Machine learning development to predict the electrical efficiency of photovoltaic-thermal (PVT) collector systems
Hossein Gharaee, Mohammad Erfanimatin, Ammar M. Bahman
Abstract
According to the increasing rate of renewable energy use, especially solar energy, photovoltaic-thermal (PVT) solar panels are getting more attention and they have become significantly important for extracting heat and electricity from solar energy. In this regard, the theoretical equations used to calculate the PVT performance lack accuracy, and many uncertainties and calculation impediments result in deviation from the experimental outputs. Therefore, machine learning (ML) methods can overcome these disadvantages and can be used to predict PVT efficiency more reliably and effectively. In this study, three ML methods, namely, multilayer perceptron (MLP), random forest (RF), and support vector regression (SVR) were implemented to build trained models predicting the electrical efficiency of PVTs. These models are based on more than 380 datasets that were extracted from the literature where all PVT benches use water as their working fluid.
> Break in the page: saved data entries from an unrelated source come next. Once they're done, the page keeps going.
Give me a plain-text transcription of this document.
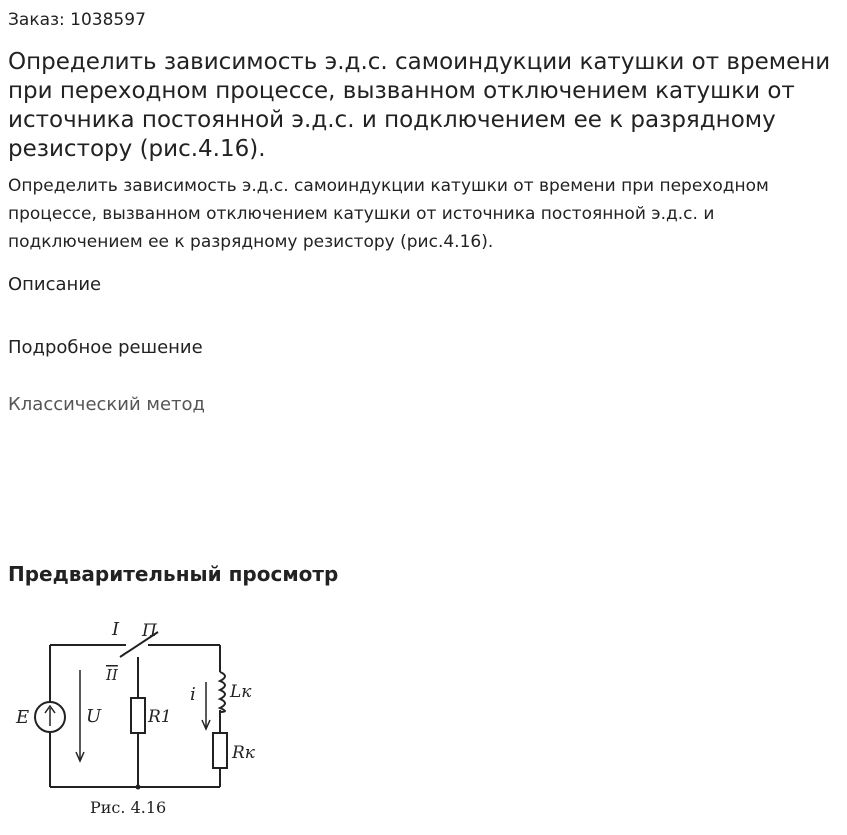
Заказ: 1038597
Определить зависимость э.д.с. самоиндукции катушки от времени при переходном процессе, вызванном отключением катушки от источника постоянной э.д.с. и подключением ее к разрядному резистору (рис.4.16).

Определить зависимость э.д.с. самоиндукции катушки от времени при переходном процессе, вызванном отключением катушки от источника постоянной э.д.с. и подключением ее к разрядному резистору (рис.4.16).

Описание
Подробное решение
Классический метод
Предварительный просмотр
I П
II
E	U	R1
i Lк
Rк
Рис. 4.16
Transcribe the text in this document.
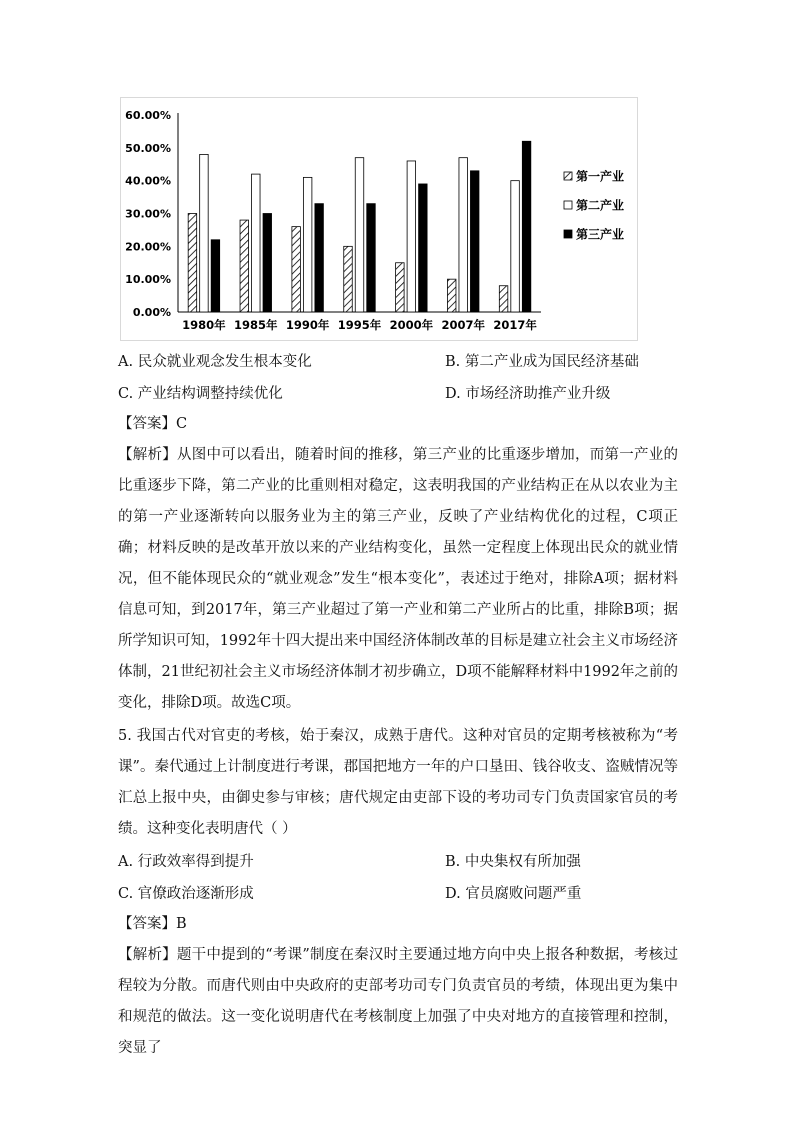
0.00%
10.00%
20.00%
30.00%
40.00%
50.00%
60.00%
1980年 1985年 1990年 1995年 2000年 2007年 2017年
第一产业
第二产业
第三产业
A. 民众就业观念发生根本变化	B. 第二产业成为国民经济基础
C. 产业结构调整持续优化	D. 市场经济助推产业升级
【答案】C
【解析】从图中可以看出，随着时间的推移，第三产业的比重逐步增加，而第一产业的比重逐步下降，第二产业的比重则相对稳定，这表明我国的产业结构正在从以农业为主的第一产业逐渐转向以服务业为主的第三产业，反映了产业结构优化的过程，C项正确；材料反映的是改革开放以来的产业结构变化，虽然一定程度上体现出民众的就业情况，但不能体现民众的“就业观念”发生“根本变化”，表述过于绝对，排除A项；据材料信息可知，到2017年，第三产业超过了第一产业和第二产业所占的比重，排除B项；据所学知识可知，1992年十四大提出来中国经济体制改革的目标是建立社会主义市场经济体制，21世纪初社会主义市场经济体制才初步确立，D项不能解释材料中1992年之前的变化，排除D项。故选C项。
5. 我国古代对官吏的考核，始于秦汉，成熟于唐代。这种对官员的定期考核被称为“考课”。秦代通过上计制度进行考课，郡国把地方一年的户口垦田、钱谷收支、盗贼情况等汇总上报中央，由御史参与审核；唐代规定由吏部下设的考功司专门负责国家官员的考绩。这种变化表明唐代（ ）
A. 行政效率得到提升	B. 中央集权有所加强
C. 官僚政治逐渐形成	D. 官员腐败问题严重
【答案】B
【解析】题干中提到的“考课”制度在秦汉时主要通过地方向中央上报各种数据，考核过程较为分散。而唐代则由中央政府的吏部考功司专门负责官员的考绩，体现出更为集中和规范的做法。这一变化说明唐代在考核制度上加强了中央对地方的直接管理和控制，突显了
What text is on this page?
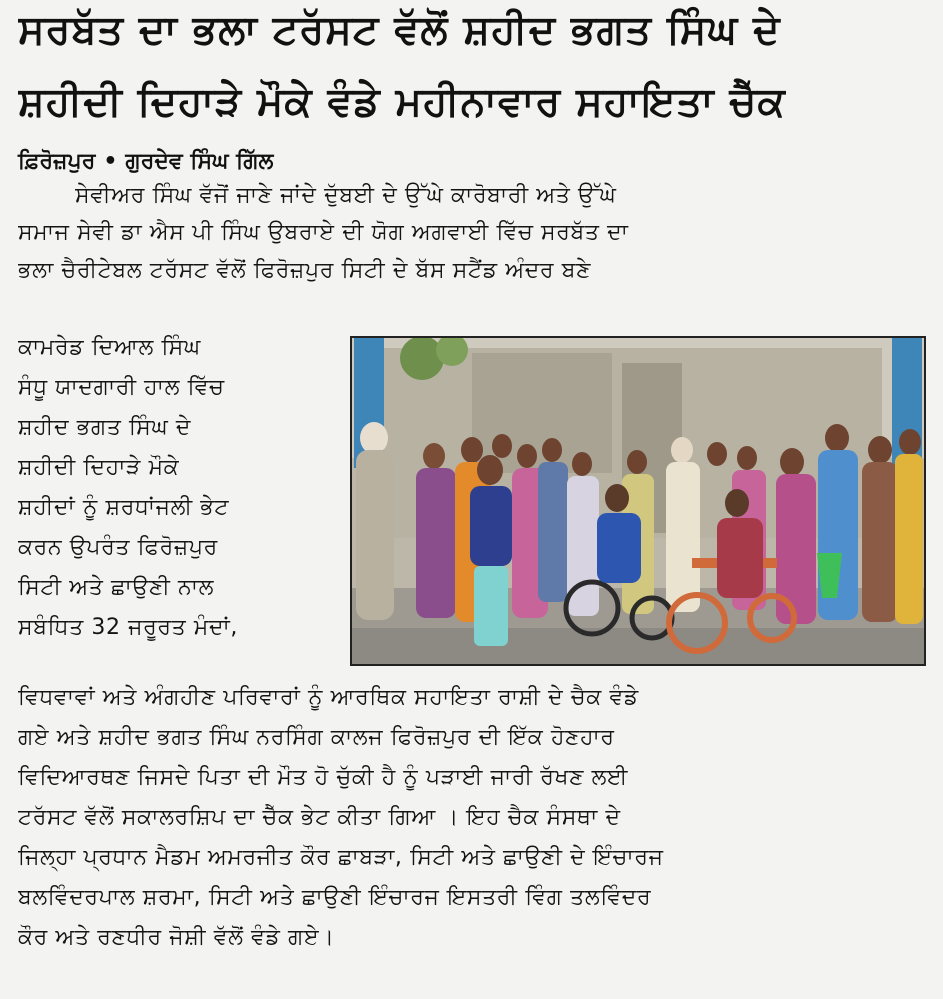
ਸਰਬੱਤ ਦਾ ਭਲਾ ਟਰੱਸਟ ਵੱਲੋਂ ਸ਼ਹੀਦ ਭਗਤ ਸਿੰਘ ਦੇ
ਸ਼ਹੀਦੀ ਦਿਹਾੜੇ ਮੌਕੇ ਵੰਡੇ ਮਹੀਨਾਵਾਰ ਸਹਾਇਤਾ ਚੈੱਕ
ਫ਼ਿਰੋਜ਼ਪੁਰ • ਗੁਰਦੇਵ ਸਿੰਘ ਗਿੱਲ
ਸੇਵੀਅਰ ਸਿੰਘ ਵੱਜੋਂ ਜਾਣੇ ਜਾਂਦੇ ਦੁੱਬਈ ਦੇ ਉੱਘੇ ਕਾਰੋਬਾਰੀ ਅਤੇ ਉੱਘੇ
ਸਮਾਜ ਸੇਵੀ ਡਾ ਐਸ ਪੀ ਸਿੰਘ ਉਬਰਾਏ ਦੀ ਯੋਗ ਅਗਵਾਈ ਵਿੱਚ ਸਰਬੱਤ ਦਾ
ਭਲਾ ਚੈਰੀਟੇਬਲ ਟਰੱਸਟ ਵੱਲੋਂ ਫਿਰੋਜ਼ਪੁਰ ਸਿਟੀ ਦੇ ਬੱਸ ਸਟੈਂਡ ਅੰਦਰ ਬਣੇ
ਕਾਮਰੇਡ ਦਿਆਲ ਸਿੰਘ
ਸੰਧੂ ਯਾਦਗਾਰੀ ਹਾਲ ਵਿੱਚ
ਸ਼ਹੀਦ ਭਗਤ ਸਿੰਘ ਦੇ
ਸ਼ਹੀਦੀ ਦਿਹਾੜੇ ਮੌਕੇ
ਸ਼ਹੀਦਾਂ ਨੂੰ ਸ਼ਰਧਾਂਜਲੀ ਭੇਟ
ਕਰਨ ਉਪਰੰਤ ਫਿਰੋਜ਼ਪੁਰ
ਸਿਟੀ ਅਤੇ ਛਾਉਣੀ ਨਾਲ
ਸਬੰਧਿਤ 32 ਜਰੂਰਤ ਮੰਦਾਂ,
ਵਿਧਵਾਵਾਂ ਅਤੇ ਅੰਗਹੀਣ ਪਰਿਵਾਰਾਂ ਨੂੰ ਆਰਥਿਕ ਸਹਾਇਤਾ ਰਾਸ਼ੀ ਦੇ ਚੈਕ ਵੰਡੇ
ਗਏ ਅਤੇ ਸ਼ਹੀਦ ਭਗਤ ਸਿੰਘ ਨਰਸਿੰਗ ਕਾਲਜ ਫਿਰੋਜ਼ਪੁਰ ਦੀ ਇੱਕ ਹੋਣਹਾਰ
ਵਿਦਿਆਰਥਣ ਜਿਸਦੇ ਪਿਤਾ ਦੀ ਮੌਤ ਹੋ ਚੁੱਕੀ ਹੈ ਨੂੰ ਪੜਾਈ ਜਾਰੀ ਰੱਖਣ ਲਈ
ਟਰੱਸਟ ਵੱਲੋਂ ਸਕਾਲਰਸ਼ਿਪ ਦਾ ਚੈੱਕ ਭੇਟ ਕੀਤਾ ਗਿਆ । ਇਹ ਚੈਕ ਸੰਸਥਾ ਦੇ
ਜਿਲ੍ਹਾ ਪ੍ਰਧਾਨ ਮੈਡਮ ਅਮਰਜੀਤ ਕੌਰ ਛਾਬੜਾ, ਸਿਟੀ ਅਤੇ ਛਾਉਣੀ ਦੇ ਇੰਚਾਰਜ
ਬਲਵਿੰਦਰਪਾਲ ਸ਼ਰਮਾ, ਸਿਟੀ ਅਤੇ ਛਾਉਣੀ ਇੰਚਾਰਜ ਇਸਤਰੀ ਵਿੰਗ ਤਲਵਿੰਦਰ
ਕੌਰ ਅਤੇ ਰਣਧੀਰ ਜੋਸ਼ੀ ਵੱਲੋਂ ਵੰਡੇ ਗਏ।
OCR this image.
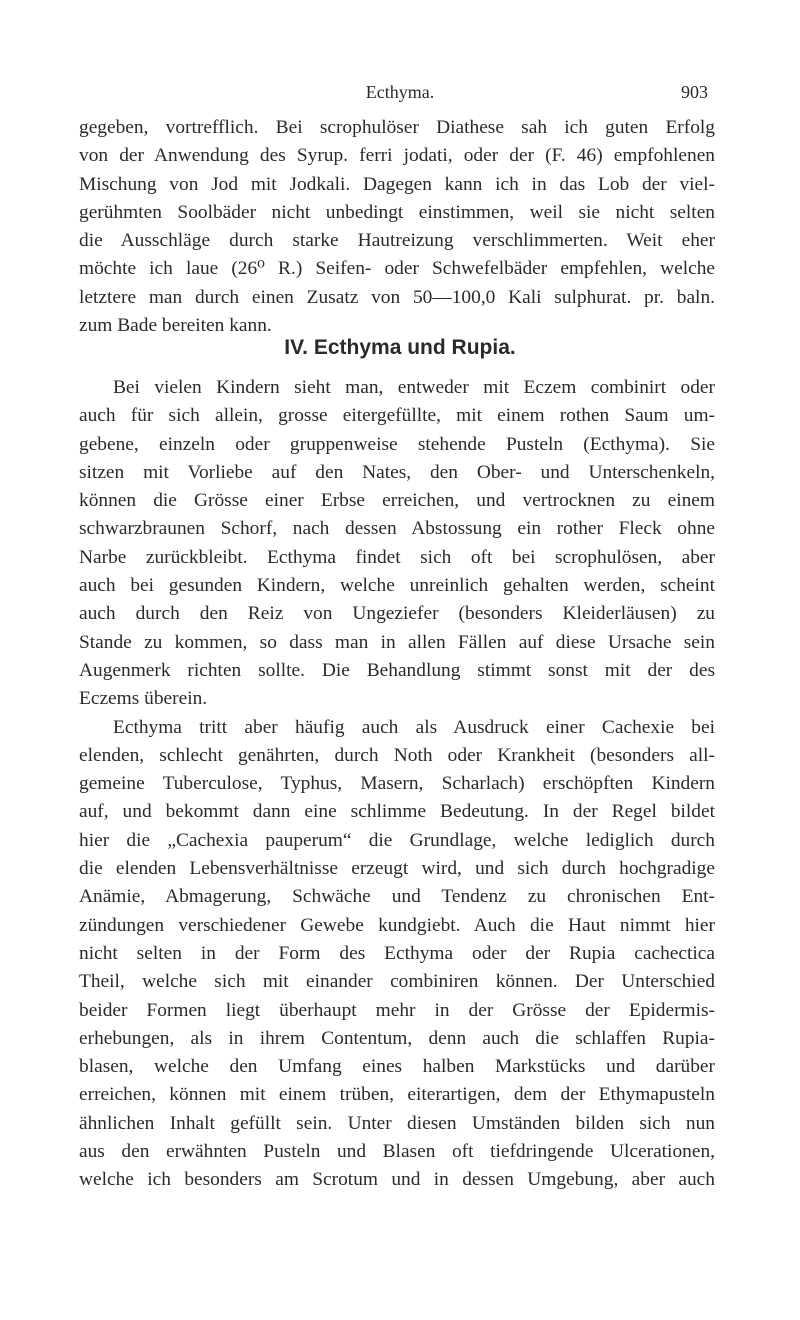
Ecthyma.	903
gegeben, vortrefflich. Bei scrophulöser Diathese sah ich guten Erfolg
von der Anwendung des Syrup. ferri jodati, oder der (F. 46) empfohlenen
Mischung von Jod mit Jodkali. Dagegen kann ich in das Lob der viel-
gerühmten Soolbäder nicht unbedingt einstimmen, weil sie nicht selten
die Ausschläge durch starke Hautreizung verschlimmerten. Weit eher
möchte ich laue (26⁰ R.) Seifen- oder Schwefelbäder empfehlen, welche
letztere man durch einen Zusatz von 50—100,0 Kali sulphurat. pr. baln.
zum Bade bereiten kann.
IV. Ecthyma und Rupia.
Bei vielen Kindern sieht man, entweder mit Eczem combinirt oder
auch für sich allein, grosse eitergefüllte, mit einem rothen Saum um-
gebene, einzeln oder gruppenweise stehende Pusteln (Ecthyma). Sie
sitzen mit Vorliebe auf den Nates, den Ober- und Unterschenkeln,
können die Grösse einer Erbse erreichen, und vertrocknen zu einem
schwarzbraunen Schorf, nach dessen Abstossung ein rother Fleck ohne
Narbe zurückbleibt. Ecthyma findet sich oft bei scrophulösen, aber
auch bei gesunden Kindern, welche unreinlich gehalten werden, scheint
auch durch den Reiz von Ungeziefer (besonders Kleiderläusen) zu
Stande zu kommen, so dass man in allen Fällen auf diese Ursache sein
Augenmerk richten sollte. Die Behandlung stimmt sonst mit der des
Eczems überein.
Ecthyma tritt aber häufig auch als Ausdruck einer Cachexie bei
elenden, schlecht genährten, durch Noth oder Krankheit (besonders all-
gemeine Tuberculose, Typhus, Masern, Scharlach) erschöpften Kindern
auf, und bekommt dann eine schlimme Bedeutung. In der Regel bildet
hier die „Cachexia pauperum“ die Grundlage, welche lediglich durch
die elenden Lebensverhältnisse erzeugt wird, und sich durch hochgradige
Anämie, Abmagerung, Schwäche und Tendenz zu chronischen Ent-
zündungen verschiedener Gewebe kundgiebt. Auch die Haut nimmt hier
nicht selten in der Form des Ecthyma oder der Rupia cachectica
Theil, welche sich mit einander combiniren können. Der Unterschied
beider Formen liegt überhaupt mehr in der Grösse der Epidermis-
erhebungen, als in ihrem Contentum, denn auch die schlaffen Rupia-
blasen, welche den Umfang eines halben Markstücks und darüber
erreichen, können mit einem trüben, eiterartigen, dem der Ethymapusteln
ähnlichen Inhalt gefüllt sein. Unter diesen Umständen bilden sich nun
aus den erwähnten Pusteln und Blasen oft tiefdringende Ulcerationen,
welche ich besonders am Scrotum und in dessen Umgebung, aber auch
The models considered mass flow rate, solar radiation, ambient temperature, wind speed, fluid inlet temperature, PVT surface area, and pipe inner diameter as input variables. The optimized models were attained through rigorous hyperparameters variations through random, coarse and fine grid searches. The results showed that the RF model has a root mean squared error (RMSE) of 0.2233, 0.4638, and 0.671 for training, testing, and validation datasets respectively, and training coefficient of determination (R-square), with a value of 0.9862, providing relatively high prediction accuracy for the electrical efficiency. Next, the MLP model with a testing R-square value of 0.8775 and the SVR model with a testing R-square value of 0.7639 can predict electrical efficiencies. Further, the output results are visualized using explainable artificial intelligence (AI) method such as SHapley Additive exPlanations (SHAP) which declared that mass flow rate, pipe inner diameter, and wind speed are the most effective variables in the RF model. For validation purposes, 46 datasets characterized with at least one out-domain parameter are used to test the performance of our models. For out-of-range input variables, the RF model most accurately predicted the electrical efficiency for cell absorptance and inlet fluid temperature variables, outperforming the MLP and SVR models. Meanwhile, the SVR model showed superior accuracy over both RF and MLP when dealing with datasets featuring solar radiation values beyond the training domain.